Problem Solving

What is the remainder when 2^92 / 7 ?

uptowngirl92 wrote:What is the remainder when 2^92 / 7 ?

2^1 gives remainder 2
2^2 => rem= 4
2^3 => rem= 1
2^4 => rem= 2

So, it repeats after every third power.
powers 1,4,7,10 i.e. 3k + 1 => give remainder 2
similarly 3k + 2 powers give remainder 4
92 = 3(30)+2
So, remainder is 4.

2^92 = (2^10)^9 * 2^4

if you know your powers of 2; you know that 2^10 is 1024

1024 gives you a remainder of 2 when divided by 7

2^9 = 512

512/7 gives you a remainder of 1

2^2 gives you a remainder of 4

1*4 = 4

remainder = 4.

I am MAJORLY confused..okay lets start from the beginning..
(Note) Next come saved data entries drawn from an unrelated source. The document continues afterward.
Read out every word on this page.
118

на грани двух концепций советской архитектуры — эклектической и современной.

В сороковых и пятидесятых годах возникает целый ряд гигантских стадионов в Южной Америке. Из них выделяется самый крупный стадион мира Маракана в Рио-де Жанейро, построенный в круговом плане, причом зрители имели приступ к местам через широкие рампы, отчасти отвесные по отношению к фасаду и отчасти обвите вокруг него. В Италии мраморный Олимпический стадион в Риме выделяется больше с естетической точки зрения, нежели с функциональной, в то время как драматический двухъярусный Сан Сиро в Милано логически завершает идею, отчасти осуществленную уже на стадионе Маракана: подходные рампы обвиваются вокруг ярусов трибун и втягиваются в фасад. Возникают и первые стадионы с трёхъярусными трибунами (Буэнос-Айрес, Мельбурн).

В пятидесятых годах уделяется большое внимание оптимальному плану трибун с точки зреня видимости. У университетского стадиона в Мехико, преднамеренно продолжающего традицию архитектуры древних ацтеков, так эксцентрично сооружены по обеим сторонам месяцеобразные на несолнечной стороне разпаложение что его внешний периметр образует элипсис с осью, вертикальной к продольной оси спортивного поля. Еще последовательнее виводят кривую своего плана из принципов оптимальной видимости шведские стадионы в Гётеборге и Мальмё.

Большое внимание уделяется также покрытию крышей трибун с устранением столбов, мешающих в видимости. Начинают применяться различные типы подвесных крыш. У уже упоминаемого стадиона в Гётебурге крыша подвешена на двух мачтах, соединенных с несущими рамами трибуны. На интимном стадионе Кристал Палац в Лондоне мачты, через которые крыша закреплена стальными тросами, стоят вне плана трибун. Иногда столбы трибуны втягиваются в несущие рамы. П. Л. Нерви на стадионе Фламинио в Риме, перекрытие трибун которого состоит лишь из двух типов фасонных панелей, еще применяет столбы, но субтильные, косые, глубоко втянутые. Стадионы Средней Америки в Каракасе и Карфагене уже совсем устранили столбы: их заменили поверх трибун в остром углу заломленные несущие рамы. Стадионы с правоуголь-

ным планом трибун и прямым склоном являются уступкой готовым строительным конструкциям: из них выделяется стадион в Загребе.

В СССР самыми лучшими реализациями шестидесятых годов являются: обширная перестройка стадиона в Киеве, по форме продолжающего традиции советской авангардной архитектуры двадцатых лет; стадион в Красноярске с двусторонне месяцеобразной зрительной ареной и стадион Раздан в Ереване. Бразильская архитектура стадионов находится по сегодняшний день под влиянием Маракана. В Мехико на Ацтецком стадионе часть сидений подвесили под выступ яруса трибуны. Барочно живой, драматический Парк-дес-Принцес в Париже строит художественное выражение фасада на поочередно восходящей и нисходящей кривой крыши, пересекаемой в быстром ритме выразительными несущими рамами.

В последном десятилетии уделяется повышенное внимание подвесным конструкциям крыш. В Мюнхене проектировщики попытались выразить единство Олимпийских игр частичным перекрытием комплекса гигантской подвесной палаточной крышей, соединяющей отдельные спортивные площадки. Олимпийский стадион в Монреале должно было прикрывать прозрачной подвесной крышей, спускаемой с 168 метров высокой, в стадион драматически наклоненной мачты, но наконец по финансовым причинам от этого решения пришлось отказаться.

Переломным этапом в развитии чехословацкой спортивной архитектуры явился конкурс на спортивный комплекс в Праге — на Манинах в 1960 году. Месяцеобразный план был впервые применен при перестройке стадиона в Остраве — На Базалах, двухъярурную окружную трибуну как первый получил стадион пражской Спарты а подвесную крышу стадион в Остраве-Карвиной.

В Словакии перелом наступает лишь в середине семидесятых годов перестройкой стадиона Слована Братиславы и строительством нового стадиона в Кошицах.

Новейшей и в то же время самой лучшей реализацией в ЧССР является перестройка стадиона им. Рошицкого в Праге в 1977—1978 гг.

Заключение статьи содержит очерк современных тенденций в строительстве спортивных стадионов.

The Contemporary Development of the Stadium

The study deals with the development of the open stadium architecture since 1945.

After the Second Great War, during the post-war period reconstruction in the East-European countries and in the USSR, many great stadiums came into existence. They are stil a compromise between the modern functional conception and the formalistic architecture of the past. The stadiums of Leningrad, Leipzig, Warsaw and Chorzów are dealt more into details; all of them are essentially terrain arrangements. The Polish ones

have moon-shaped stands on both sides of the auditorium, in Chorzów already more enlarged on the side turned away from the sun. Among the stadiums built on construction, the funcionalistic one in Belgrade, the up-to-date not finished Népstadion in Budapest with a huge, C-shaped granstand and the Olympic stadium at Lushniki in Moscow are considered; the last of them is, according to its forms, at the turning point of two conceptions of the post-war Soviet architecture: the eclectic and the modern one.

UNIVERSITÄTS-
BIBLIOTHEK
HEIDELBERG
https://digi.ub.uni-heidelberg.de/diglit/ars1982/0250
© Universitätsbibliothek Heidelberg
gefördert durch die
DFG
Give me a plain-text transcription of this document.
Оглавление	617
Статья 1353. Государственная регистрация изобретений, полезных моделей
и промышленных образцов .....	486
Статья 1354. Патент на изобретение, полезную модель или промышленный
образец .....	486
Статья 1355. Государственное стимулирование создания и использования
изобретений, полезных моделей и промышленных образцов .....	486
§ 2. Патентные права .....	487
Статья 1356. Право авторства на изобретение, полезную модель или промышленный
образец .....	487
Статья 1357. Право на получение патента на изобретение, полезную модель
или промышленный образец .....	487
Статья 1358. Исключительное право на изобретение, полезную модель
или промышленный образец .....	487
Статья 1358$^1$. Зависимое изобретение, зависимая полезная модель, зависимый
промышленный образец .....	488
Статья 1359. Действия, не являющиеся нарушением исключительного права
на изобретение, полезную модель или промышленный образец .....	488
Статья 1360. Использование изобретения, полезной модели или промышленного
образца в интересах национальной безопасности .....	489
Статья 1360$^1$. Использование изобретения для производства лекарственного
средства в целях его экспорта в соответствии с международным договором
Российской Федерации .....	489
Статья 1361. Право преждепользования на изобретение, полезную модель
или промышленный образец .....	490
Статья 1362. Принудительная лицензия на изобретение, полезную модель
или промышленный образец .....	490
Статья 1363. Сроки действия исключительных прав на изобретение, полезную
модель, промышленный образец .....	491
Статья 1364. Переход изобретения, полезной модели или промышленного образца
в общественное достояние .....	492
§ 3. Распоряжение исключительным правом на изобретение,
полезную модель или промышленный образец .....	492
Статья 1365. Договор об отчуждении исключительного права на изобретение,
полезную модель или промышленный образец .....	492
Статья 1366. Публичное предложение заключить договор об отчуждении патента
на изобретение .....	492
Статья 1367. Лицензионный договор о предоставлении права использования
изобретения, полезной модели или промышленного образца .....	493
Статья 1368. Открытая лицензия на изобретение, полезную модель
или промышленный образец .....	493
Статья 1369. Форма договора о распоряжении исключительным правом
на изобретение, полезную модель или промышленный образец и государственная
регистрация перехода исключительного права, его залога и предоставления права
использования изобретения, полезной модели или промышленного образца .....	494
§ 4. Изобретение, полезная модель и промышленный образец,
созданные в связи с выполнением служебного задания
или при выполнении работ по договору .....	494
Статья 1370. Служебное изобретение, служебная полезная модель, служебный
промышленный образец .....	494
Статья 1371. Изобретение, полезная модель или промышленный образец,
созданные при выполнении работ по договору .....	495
I had come across this question:
What is the remainder: 7^548/10
We know 7 has cycles of 4: 7,9,3,1,7,9,3,...
So,548=136 x 4 +4.Therefore remainder is 1.Correct ans.

Amother question:
What is the remainder: 7^131/5
Again the cycles theory,and we get the remainder as 3.Correct ans.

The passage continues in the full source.